La surcharge de travail de début d’année : 3 bonnes raisons de l’adorer

A peine de retour des congés de fin d’année, la tête encore pleine des rires de vos proches et des bonnes résolutions de janvier, et vous voilà déjà confrontée à la périlleuse ascension de votre pile de dossiers non traités ? Pour débuter l’année sans stress, pour autant, rien ne sert de pester… Apprenez plutôt à apprivoiser votre surcharge de travail, à dompter ce petit animal indocile, et pourquoi pas à l’apprécier comme un vrai allié de changement… en commençant par prendre le temps de lire cet article.

Pourquoi diable devrais-je adorer cette maudite pile de dossiers non traités ?

1. Parce que vous allez être obligés d’exploiter les bons outils pour gagner du temps

Depuis la création de cette newsletter, nous n’avons eu de cesse de vous informer sur les meilleurs outils de productivité gratuits de nature à vous faire gagner au moins une précieuse heure de votre temps quotidien : règles outlook et gestion de la messagerie, gestion des favoris Internet, astuces pour rechercher rapidement sur Google. Le plus dur (et le plus long) sera de (re)lire nos articles et de vous essayer à l’utilisation de ces petits outils. Mais, bon, la nouvelle année, c’est fait pour cela, non ?

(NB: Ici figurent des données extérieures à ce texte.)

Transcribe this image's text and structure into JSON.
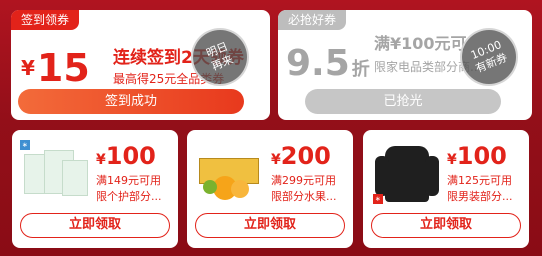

2. Parce que cela vous donnera l’opportunité de mieux comprendre la différence cruciale entre l’urgent et l’important

Si vous balancez constamment entre hésitation et proscrastination, sachez-le, la période est propice à faire des choix. Parce que vous n’allez pas pouvoir continuer à contempler les questions en suspens de votre boîte mail avec une stupéfaction mêlée d’affolement, il va vous falloir décider ce qui est le plus urgent pour le prioriser dans le temps, et le plus important pour organiser votre action dans le long cours. En un mot, prendre des décisions rapides, (ou au besoin, demander à votre manager de le faire à votre place). Pourquoi, du reste, ne pas commencer par appliquer quelques règles simples : toujours commencer par les tâches dont la non exécution mettra en retard d’autres personnes dans leur travail, et, évidemment, par les actions sanctionnées par l’échéance la plus courte ? Non sans se poser les questions essentielles liées au sens de sa mission : Quelle valeur ajoutée souhaitons-nous apporter à nos clients, à nos collègues, à notre organisation ? Qu’est-ce qui fait notre spécificité, qu’est-ce qui nous rend unique ? Qu’est-ce qui nous motive ? Vous serez plus à l’aise pour opérer des choix drastiques et renoncer à des activités sans grande valeur ajoutée qui parasitent votre quotidien professionnel.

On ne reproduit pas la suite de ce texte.